If, like me, your understanding of the undercover world of sleuths is drawn essentially from bulk viewing of the British drama Spooks or childhood memories of glamorous James Bond flicks, then, perhaps, you are as confused as I am over whether spies should be allowed to go public with tales from a secret past.
When Major General VK Singh was raided by the CBI for writing a book on his years in the Research & Analysis Wing (R&AW), my instinctive reaction was that of liberal disdain. It seemed to me a blatant example of official paranoia and witch-hunting that had not been condemned strongly enough by us. But what followed was a long and ferocious argument with a close friend, who made me concede that at least a part of my reaction smacked of intellectual naiveté.
After all, he pointed out, secrecy was the operational principle of intelligence agencies the world over. And while it was easy to brandish India as a country of intolerance, how could I forget that even the West was replete with examples of similar controversies?
There was Philip Agee who revealed the names of dozens of CIA operatives in their London station in Inside the Company. After several pleas from the American government and an MI6 report that blamed Agee’s indiscretion for the death of two spies in Poland, he was eventually deported from Britain, amid a storm of Left-wing protests. (Agee, who wrote three more books on the CIA, excerpts of which appeared in Playboy, now divides his time between Germany and Cuba, where he helps American travellers sneak into Castro’s idyllic empire.)
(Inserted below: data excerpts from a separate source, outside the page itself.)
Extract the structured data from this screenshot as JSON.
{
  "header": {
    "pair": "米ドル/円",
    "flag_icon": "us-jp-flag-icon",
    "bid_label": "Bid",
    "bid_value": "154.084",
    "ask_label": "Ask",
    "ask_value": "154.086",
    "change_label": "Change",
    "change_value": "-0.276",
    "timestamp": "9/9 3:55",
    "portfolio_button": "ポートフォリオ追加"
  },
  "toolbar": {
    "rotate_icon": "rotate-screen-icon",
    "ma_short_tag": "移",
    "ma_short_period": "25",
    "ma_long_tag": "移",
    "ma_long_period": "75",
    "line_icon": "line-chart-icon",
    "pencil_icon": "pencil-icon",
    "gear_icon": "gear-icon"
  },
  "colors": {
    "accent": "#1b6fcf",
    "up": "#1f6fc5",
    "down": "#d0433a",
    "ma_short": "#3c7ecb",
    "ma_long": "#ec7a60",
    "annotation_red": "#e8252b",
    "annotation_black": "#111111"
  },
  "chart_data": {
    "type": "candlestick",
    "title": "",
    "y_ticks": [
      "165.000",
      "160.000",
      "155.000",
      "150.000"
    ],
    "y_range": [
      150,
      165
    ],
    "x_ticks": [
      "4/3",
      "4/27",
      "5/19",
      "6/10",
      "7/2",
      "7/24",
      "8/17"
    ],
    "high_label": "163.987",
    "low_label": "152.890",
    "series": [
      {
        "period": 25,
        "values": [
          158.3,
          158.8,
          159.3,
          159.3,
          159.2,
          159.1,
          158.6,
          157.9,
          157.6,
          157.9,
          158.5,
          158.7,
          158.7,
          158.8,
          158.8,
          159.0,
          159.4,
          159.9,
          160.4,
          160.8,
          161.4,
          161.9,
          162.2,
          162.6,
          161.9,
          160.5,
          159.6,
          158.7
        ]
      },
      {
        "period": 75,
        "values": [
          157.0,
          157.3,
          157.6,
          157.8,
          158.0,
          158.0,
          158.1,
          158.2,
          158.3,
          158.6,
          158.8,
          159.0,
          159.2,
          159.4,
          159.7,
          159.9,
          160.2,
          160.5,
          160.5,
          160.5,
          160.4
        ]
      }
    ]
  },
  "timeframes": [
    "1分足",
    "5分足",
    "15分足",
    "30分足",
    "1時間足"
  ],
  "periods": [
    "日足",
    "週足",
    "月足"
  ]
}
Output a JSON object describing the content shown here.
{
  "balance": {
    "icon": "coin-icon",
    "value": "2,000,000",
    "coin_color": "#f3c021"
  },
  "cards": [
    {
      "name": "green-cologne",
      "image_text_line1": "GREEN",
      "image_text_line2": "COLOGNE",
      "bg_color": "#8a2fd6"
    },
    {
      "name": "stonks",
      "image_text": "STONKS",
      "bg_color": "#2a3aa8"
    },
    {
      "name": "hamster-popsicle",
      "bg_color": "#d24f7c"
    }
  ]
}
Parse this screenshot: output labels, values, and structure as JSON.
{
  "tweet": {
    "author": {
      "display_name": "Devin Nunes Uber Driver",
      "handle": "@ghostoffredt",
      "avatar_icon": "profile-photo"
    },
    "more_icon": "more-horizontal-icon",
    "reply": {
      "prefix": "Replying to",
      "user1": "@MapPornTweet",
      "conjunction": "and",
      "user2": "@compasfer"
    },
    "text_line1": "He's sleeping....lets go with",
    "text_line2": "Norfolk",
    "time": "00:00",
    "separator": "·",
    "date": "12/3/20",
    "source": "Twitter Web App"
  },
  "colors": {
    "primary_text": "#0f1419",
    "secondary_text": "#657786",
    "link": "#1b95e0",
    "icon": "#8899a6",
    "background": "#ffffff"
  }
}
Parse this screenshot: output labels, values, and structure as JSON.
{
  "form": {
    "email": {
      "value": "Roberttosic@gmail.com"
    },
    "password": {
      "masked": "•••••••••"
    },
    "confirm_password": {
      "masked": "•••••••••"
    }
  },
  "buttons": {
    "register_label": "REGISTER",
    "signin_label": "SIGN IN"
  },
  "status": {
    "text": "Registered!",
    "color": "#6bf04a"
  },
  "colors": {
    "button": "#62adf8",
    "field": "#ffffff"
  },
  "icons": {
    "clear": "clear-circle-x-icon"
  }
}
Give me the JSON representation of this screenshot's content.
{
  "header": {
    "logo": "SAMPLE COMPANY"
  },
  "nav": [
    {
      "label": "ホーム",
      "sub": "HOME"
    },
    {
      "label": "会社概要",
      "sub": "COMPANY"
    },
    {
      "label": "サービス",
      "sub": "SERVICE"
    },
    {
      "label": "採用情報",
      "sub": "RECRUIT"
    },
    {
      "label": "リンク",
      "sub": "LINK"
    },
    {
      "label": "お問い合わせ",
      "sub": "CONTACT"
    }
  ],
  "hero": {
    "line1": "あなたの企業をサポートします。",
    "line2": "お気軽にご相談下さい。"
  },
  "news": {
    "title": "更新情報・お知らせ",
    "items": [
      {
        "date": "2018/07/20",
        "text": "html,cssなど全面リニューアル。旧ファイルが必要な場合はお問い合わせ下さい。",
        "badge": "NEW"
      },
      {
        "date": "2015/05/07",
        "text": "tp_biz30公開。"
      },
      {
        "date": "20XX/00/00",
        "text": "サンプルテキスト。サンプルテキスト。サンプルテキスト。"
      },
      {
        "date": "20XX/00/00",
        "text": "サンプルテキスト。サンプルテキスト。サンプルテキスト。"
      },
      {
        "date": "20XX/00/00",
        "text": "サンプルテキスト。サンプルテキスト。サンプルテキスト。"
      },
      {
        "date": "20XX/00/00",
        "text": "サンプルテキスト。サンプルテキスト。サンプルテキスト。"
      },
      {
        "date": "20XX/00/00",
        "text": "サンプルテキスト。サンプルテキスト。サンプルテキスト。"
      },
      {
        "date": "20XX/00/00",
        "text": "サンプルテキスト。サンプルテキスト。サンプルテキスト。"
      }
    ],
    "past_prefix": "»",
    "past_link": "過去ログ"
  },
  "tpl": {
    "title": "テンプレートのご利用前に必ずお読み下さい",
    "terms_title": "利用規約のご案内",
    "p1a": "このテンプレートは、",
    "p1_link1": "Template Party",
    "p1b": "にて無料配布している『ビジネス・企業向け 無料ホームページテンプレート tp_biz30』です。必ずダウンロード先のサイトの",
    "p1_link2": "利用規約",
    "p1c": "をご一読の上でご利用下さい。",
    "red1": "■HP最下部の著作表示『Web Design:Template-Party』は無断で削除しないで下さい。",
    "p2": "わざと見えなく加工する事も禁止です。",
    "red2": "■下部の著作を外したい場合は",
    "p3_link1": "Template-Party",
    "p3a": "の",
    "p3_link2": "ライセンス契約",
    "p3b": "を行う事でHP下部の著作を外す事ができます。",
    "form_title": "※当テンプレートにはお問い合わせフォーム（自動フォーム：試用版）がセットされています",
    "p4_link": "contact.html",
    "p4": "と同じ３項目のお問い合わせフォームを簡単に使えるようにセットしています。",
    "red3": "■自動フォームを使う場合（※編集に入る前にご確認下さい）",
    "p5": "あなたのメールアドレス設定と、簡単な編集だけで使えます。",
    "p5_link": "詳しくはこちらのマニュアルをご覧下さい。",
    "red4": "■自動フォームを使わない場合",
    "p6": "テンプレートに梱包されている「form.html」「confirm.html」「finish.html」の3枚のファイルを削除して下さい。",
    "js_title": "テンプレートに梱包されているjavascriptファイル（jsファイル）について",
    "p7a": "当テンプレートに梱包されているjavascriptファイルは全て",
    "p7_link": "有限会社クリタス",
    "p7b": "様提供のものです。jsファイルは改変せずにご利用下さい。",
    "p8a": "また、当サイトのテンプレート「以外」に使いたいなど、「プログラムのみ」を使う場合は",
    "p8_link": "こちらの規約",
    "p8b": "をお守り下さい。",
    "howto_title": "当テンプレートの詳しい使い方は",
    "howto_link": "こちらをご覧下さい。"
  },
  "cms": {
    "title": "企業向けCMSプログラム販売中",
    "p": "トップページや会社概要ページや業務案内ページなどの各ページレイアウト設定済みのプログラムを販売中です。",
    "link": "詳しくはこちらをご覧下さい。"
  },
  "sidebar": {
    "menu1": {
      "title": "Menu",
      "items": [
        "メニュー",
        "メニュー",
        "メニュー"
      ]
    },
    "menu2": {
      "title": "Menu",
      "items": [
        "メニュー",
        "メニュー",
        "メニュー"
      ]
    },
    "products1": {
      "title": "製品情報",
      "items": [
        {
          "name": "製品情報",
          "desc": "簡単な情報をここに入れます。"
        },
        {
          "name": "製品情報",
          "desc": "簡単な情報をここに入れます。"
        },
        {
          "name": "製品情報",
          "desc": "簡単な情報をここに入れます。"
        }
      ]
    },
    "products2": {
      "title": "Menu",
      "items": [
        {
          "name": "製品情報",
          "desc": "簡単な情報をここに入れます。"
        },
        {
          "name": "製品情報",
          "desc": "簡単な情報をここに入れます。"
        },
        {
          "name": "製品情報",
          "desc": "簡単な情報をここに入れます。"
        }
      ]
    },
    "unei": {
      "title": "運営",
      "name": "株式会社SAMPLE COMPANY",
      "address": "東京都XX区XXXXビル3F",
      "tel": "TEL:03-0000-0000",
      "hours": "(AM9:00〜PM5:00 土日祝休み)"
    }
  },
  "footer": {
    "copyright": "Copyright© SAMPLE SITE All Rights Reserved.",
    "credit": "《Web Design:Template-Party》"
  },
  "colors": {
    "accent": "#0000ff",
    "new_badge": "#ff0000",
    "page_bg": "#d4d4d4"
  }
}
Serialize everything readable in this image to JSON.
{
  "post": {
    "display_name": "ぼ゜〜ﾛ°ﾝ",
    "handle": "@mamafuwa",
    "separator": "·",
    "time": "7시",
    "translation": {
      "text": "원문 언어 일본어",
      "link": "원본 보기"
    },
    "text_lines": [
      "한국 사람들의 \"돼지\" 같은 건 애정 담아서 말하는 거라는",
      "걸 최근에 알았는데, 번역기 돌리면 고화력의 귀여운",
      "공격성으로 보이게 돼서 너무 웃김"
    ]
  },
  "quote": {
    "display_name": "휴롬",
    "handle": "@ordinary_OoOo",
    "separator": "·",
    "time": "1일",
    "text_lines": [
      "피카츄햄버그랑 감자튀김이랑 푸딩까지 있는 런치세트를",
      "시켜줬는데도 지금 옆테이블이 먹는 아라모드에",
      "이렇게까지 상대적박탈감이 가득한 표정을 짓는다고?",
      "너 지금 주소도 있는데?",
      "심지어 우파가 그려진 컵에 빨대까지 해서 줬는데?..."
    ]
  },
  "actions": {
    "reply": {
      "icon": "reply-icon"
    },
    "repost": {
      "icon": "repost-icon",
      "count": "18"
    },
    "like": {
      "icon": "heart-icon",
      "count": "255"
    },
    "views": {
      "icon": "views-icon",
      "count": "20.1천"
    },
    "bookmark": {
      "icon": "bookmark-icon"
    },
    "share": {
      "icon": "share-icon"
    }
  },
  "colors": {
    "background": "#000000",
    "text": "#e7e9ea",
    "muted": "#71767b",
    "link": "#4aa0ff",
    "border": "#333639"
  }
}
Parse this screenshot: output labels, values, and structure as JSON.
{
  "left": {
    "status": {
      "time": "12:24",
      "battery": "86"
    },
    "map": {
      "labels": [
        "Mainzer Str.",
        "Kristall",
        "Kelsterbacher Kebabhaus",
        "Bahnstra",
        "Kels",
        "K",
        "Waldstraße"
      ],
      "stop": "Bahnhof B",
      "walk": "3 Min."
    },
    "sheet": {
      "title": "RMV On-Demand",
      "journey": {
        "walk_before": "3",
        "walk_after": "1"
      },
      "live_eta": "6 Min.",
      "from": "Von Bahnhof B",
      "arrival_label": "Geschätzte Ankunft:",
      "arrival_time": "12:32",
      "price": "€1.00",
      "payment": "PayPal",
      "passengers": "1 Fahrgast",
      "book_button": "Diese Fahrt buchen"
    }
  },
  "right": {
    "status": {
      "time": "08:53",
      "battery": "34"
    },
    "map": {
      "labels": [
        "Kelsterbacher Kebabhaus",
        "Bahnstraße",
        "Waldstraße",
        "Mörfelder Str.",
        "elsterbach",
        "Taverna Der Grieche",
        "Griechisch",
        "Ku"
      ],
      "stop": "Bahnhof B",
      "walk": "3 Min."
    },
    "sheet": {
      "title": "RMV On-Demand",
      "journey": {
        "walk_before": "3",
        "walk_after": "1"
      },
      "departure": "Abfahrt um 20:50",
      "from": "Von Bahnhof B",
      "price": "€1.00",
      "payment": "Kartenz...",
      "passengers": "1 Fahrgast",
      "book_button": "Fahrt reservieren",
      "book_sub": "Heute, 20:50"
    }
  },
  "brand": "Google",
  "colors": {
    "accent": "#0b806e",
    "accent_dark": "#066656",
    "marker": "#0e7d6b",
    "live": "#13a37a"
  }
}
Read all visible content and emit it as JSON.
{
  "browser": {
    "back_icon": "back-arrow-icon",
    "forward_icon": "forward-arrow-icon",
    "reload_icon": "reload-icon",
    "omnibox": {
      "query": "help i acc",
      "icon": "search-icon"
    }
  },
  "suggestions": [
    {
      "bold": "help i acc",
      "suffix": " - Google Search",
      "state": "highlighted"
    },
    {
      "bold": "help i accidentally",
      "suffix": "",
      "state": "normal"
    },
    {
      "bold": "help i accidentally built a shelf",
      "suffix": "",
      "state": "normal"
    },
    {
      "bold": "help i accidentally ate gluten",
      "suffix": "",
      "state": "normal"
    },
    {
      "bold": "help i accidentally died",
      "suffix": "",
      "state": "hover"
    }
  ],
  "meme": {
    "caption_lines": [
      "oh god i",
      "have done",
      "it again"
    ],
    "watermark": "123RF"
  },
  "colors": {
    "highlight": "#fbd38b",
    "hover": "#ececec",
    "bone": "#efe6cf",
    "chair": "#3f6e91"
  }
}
Then the British government ensured that Peter Wright’s Spycatcher became a global bestseller, when it spent three unsuccessful years and £ 2 million trying to stop it from being published. Moreover, the European Court of Human Rights found the British government guilty of breaching international conventions for trying to gag newspapers that had printed reviews and excerpts of Wright’s book.
Most recently, in the US, when Valerie Plame, wife of a former American diplomat, was outed as a CIA operative, it erupted into a full-blown national controversy. A New York Times reporter went to jail, a senior government aide had to resign and domestic laws were amended to make sure that there was more stringent punishment for those who blew the cover of their colleagues.
So although for most of us, spies are the stuff of delicious fiction, the brutal fact is that spooks by definition actually inhabit a shadowy, secret world ruled by the cloak and the dagger.
Our objection then to the crackdown on V.K Singh’s book cannot be based on the absolute principles that define an ‘open’ society — such ideals are antithetical to the very business of being a spy. Instead, we must debate on whether the government action against Singh was based on legitimate concerns or was it merely muscle-flexing and a gross misuse of the Official Secrets Act? In other words, we can accept that all intelligence agencies, everywhere in the world, are paranoid about secrecy. But where exactly does secrecy end and a government cover-up begin?
Books like the Spycatcher created such a stir because they made several dramatic allegations, including the startling suggestion that the MI5 and the CIA had joined hands against British Prime Minister Harold Wilson. In comparison, Singh’s book is an acute, but mostly administrative, look at how the R&AW is run and (mis)managed. It calls for an “increase in accountability of our top intelligence agencies, since the Indian taxpayer has the right to know how his money is spent.”
Who can argue with that? The book spends some time critiquing how Ravinder Singh, the CIA’s mole in the R&AW, was able to get away because of sloppy management and the functional rot within. Whether you agree with him or not, neither the information nor the criticism is new — it was widely reported in India’s mainstream media. The retired General does make a provocative argument in questioning the government’s decision to go public with the Kargil tapes — intercepted telephone conversations between Pakistan’s then army chief, Pervez Musharraf, and his trusted aide Mohammed Aziz Khan.
While many military analysts believe the tapes were a turning point in the war and were especially useful in lobbying for American intervention, VK Singh argues otherwise. He labels it a serious tactical blunder that could have jeopardised any future attempts at international intelligence gathering of this kind. But once again, agree with him or not, talking about the tapes can hardly fall into the domain of a secret that is too dangerous to expose. The book cites other instances of corruption — equipment purchased at inflated rates, R&AW stations that remained inexplicably closed and SPG communication sets that were bought despite security objections.
Some of the sloth, he argues, has set in because the premier agency is vastly over-staffed; there are 20-odd joint secretaries in the Delhi office itself. The criticism may make VK Singh’s former bosses prickly, but which part of his book is so damaging to ‘national security’ that it justified treating a senior army officer with 37 years of standing like a petty criminal? Is the mere questioning of how the R&AW is, or should be, run enough to be treated as an act of blasphemy? No wonder VK Singh demanded to know whether the CBI had even bothered to read his book before it came knocking on his door.
Moreover, why has VK Singh been singled out for punishment? After all, a slew of recent books by former spies — including one by security analyst B Raman that accuses Rajiv Gandhi of covering up the Bofors probe — have been allowed into the public domain without fuss or fury. Could it be because VK Singh was never an ‘insider’ in the agency but a military officer on deputation? Is this just petty bureaucratic politics playing itself out?
In an age when the right to information has been touted as one of modern India’s most progressive achievements, surely the anachronistic Official Secrets Act deserves a revamp? The CIA may still vet every book written by one of its own, but American law has now institutionalised the declassifying of secret documents after a defined passage of time, and the agency is accountable to a joint intelligence committee. If a senior officer of the Indian army demands to know who the R&AW is answerable to, does that make him a traitor? Or does that just make us incurably intolerant? Has secrecy become an excuse for failure?